10 This is a fascinating case and a real treasure trove for the sociologist of (social) scientific knowledge, and merits a post in itself – I will work on it. I mention it here because it was roundly criticized by AAPOR, among others, for the lack of randomness of the samples and the very low response rate to its questionnaires – in other words, not much different than one of today’s Internet or telephone surveys.
11 Benjamin Ginzburg, “Dr. Gallup on the mat”, The Nation, December 16, 1944, pp. 159, 737-739.
12 Joseph Alsop, “Dissection of a Poll”, The New Yorker, September 24, 1960, pp. 170-174, 177-184.
13 http://www.statnews.com/2016/02/11/stat-harvard-poll-gene-editing/ and https://cdn1.sph.harvard.edu/wp-content/uploads/sites/94/2016/01/STAT-Harvard-Poll-Jan-2016-Genetic-Technology.pdf (p.10 for the methodology; retrieved Thu 2/11/2016).
14 Academic survey research centers don’t escape the bottom line either: they will be closed down if they don’t meet certain financial standards. Knowledge production is good but not at any cost.

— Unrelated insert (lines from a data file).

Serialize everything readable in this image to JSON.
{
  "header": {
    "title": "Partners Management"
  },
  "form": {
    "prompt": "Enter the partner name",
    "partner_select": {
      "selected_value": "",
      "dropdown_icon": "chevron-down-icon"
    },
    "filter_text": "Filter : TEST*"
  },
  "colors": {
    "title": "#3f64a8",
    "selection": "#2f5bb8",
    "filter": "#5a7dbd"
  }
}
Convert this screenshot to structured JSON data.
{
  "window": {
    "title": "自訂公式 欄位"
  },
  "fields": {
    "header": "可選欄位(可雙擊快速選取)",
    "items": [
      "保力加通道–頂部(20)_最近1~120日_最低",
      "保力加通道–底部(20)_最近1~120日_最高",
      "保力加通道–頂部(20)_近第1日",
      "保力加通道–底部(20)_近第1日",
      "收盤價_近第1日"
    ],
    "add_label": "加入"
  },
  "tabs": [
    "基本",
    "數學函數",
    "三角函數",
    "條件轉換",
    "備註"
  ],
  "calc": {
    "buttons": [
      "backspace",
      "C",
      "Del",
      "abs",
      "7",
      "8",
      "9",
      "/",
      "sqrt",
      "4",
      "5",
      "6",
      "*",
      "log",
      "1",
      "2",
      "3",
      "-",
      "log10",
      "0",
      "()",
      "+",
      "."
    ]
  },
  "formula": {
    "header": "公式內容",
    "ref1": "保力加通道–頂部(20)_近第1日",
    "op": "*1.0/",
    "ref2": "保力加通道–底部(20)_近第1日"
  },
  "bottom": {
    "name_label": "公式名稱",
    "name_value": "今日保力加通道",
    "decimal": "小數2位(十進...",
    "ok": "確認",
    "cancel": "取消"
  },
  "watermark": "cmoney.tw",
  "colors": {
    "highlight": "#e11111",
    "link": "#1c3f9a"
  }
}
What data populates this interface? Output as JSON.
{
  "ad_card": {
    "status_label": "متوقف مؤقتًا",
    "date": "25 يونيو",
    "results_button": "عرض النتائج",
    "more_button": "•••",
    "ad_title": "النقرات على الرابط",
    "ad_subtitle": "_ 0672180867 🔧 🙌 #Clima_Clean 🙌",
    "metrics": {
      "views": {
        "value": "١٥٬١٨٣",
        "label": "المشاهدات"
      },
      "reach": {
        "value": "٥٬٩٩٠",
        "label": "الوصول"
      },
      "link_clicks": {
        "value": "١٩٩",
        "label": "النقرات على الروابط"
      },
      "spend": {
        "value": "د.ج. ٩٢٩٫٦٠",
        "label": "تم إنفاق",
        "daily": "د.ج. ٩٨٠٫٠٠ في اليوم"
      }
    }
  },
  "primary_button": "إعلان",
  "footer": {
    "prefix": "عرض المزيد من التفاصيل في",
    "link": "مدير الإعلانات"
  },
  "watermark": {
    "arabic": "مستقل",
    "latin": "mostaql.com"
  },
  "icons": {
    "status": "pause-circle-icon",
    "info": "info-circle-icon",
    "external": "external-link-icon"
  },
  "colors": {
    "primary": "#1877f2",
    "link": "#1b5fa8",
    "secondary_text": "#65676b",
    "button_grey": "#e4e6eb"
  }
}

15 Pollsters and survey researchers have always had to struggle with low response rates: in other words, low response rates are nothing new. Contrary to what a recent article in the New Yorker claims [http://www.newyorker.com/magazine/2015/11/16/politics-and-the-new-machine] (a claim later picked up by the Guardian [http://www.theguardian.com/us-news/datablog/2016/jan/27/dont-trust-the-polls-the-systemic-issues-that-make-voter-surveys-unreliable]), response rates in 1930s in America were not in the 90s. The most prestigious poll during that era was conducted by the Literary Digest (a weekly magazine similar to today’s Time): the highest response rate it achieved was about 24% in 1930 and 1936. When the new pollsters (Crossley, Gallup and Roper) emerged in 1935, they used quotas as their sampling methodology from which a response rate cannot be computed. However, Gallup did use mail-in ballots, in addition to in-person interviews, for his pre-election polls of 1936. Two researchers assessing Gallup’s ballot returns wrote: “As a rule less than one-fifth of the mailed ballots are returned and these tend to come from selected groups. (…)The [Gallup] Institute found that the largest response (about 40 per cent) came from people listed in Who’s Who. Eighteen per cent of the people in telephone lists, 15 per cent of the registered voters in poor areas, and 11 per cent of people on relief returned their ballots” – a far cry from 90% (Daniel Katz & Hadley Cantril, “Public Opinion Polls”, Sociometry, Vol. 1, No. 1/2, Jul. - Oct., 1937, p.160).
17 “POLL: Dr. Gallup to Take the National Pulse and Temperature”, News-Week, October 26, 1935, p.24. Gallup was less than transparent when it came to revealing the exact size of his samples.
18 George Gallup and Saul Forbes Rae, The Pulse of Democracy: The Public-Opinion Poll and How It Works, 1940, Simon & Schuster, New York, p.59.
19 Samuel S. Wilks, “Representative Sampling and Poll Reliability”, The Public Opinion Quarterly, Vol. 4, No. 2 (Jun., 1940), p. 262.